Ganoderma lucidum insan vücudu üzerine olumsuz ve toksik etki yapan her şeyi yok eder. Bağışıklığı hiçbir toksik etki yapmaksızın güçlendirme özelliği
Ganoderma lucidumun diğer bütün ilaçlara karşı asla erişilemez üstünlüğüdür.

ersag ucretsiz hemen uye olmak icin
Ganoderma Lucidium ’un Tıbbi Etkinliği ve Biyoaktif Bileşikleri Açısından Japonya’ da Yapılan
Araştırmalar:
Mannen Take mantarı ismi de verilen ve dünya da Reishi adıyla tanınan Ganoderma lucidum Japonya ’da, Çin ’de ve birçok Asya ülkesinde çeşitli şekilde besin ve ilaç olarak kullanılan bir mantardır. Son zamanlarda yapılan araştırmalar göstermiştir ki Reishinin karsinostatik bileşiklerinin en önemlisi β-8-1-3-D-Glukan isimli bir polisakkarittir. İmnünoterapi başta olmak üzere bu polisakkaritin yepyeni bir karsinostatik ajan olarak çok ümit vaat ettiği anlaşılmaktadır.

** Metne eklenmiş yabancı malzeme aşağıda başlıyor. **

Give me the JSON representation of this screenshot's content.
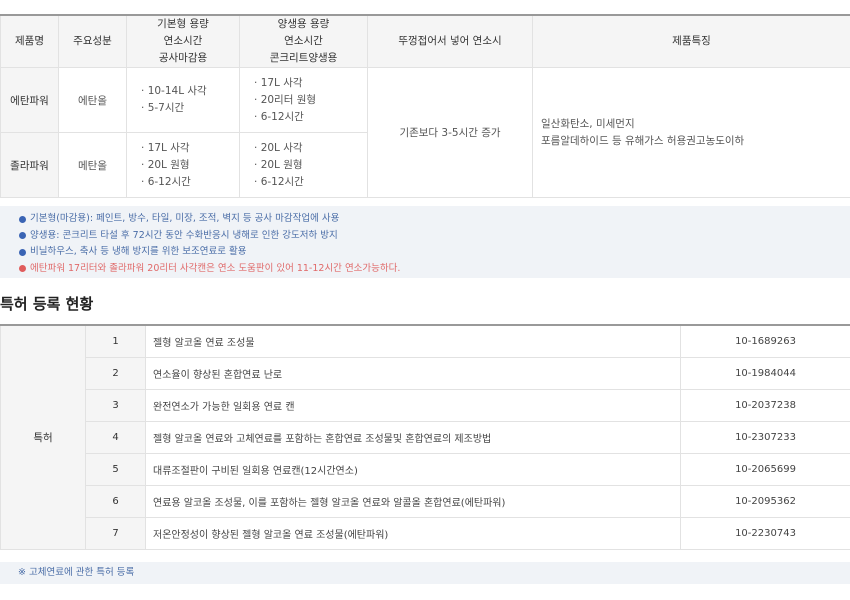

Klasik kemoterapi kimyasallarına hiç benzemeyen farmakokinetik etkinlikle yani uygulandığı organizmanın immünolojik cevap mekanizmasını güçlendirerek etkin olması sebebiyle neredeyse hiç yan etkisi bulunmamaktadır. Reishinin bu özelliğinin yanı sıra içerdiği diğer birçok birleşiğin kan basıncını düşürme, kan kolestrol düzeyini indirgeme, kan şeker düzeylerini düzenleme ve platelet (trombosit) agregasyonunu inhibe etme gibi çok sayıda faydalı etkinliği de ortaya çıkarılmıştır. Son yıllarda mikronize edilmiş Reishi preparatlarıyla Reishi Ekstraktlarının immünomodulasyon etkinlikleri Thai-HIV ve AIDS hastalarına klinik ortamda aplike edilerek araştırılmış ve son derece yüksek etki gösterdiği bulunmuştur. Ganoderma Lucidium ‘dan izole edilen bazı triterpenoitler son derece yüksek düzeyde oksidekomponentler olarak tanımlanmış ve çok ilginç biyolojik aktiviteleri bulunduğu tespit edilmiştir.

GANODERMA LİCUDİUM BİTKİSİNDE BULUNAN (REİSHİ MANTARI) KAN BASINCINI DENGELEYEN BİLEŞENLER

Reishinin homeostasis (hipotensiv ve hipertansif etkinlik) etkinliği olduğu bilinmektedir. Moleküler ağırlığı 100.000 dalton dolayında olan bir peptidogilkan reishinin sıcak su ekstraklarında bol miktarda bulunur ve doğuştan veya sonradan olma her türlü hipertansif farede hipotensiv etki gösteren bir bileşiktir. Yapılan bir tıbbi çalışmada hipertansiyonlu hastaların yaklaşık yarısının kendilerine sadece Reishi ekstrakti verilmesi halinde hipertansiyonlarının ortadan kalktığı gösterilmiştir. Araştırmalarda bildirildiğine göre hipertansiyona sebep olan anjiotensin-1-konverting enzimi, ganoderik asitler, ganoderal A ve ganoderol B tarafından inhibe edilmektedir.
Antithrombotik komponentler (Plathelet Agregation İnhibitors) :Mantarlardan izole edilen bazı bileşiklerin antithrombotik etki gösterdiği bilinmektedir. Reishinin %80 Etanol içindeki ekstraktı yapılan araştırmalarda Adenozin,Guanozin ve bunların derivatlarının oluşturduğu güçlü inhibitörler içermektedir. Bunlara ek olarak bu nükleotidlerden çok daha güçlü yepyeni bir bileşiğin varlığı da fark edilmiş ve bunun adına 5-Deoksi-5-Metilsülfinil Adenozin denilmiştir.


ucretsiz erasg hemen uye ol





.

Subscribe by Email

Follow Updates Articles from This Blog via Email

No Comments

Kamil TÜZÜNEL. Blogger tarafından desteklenmektedir.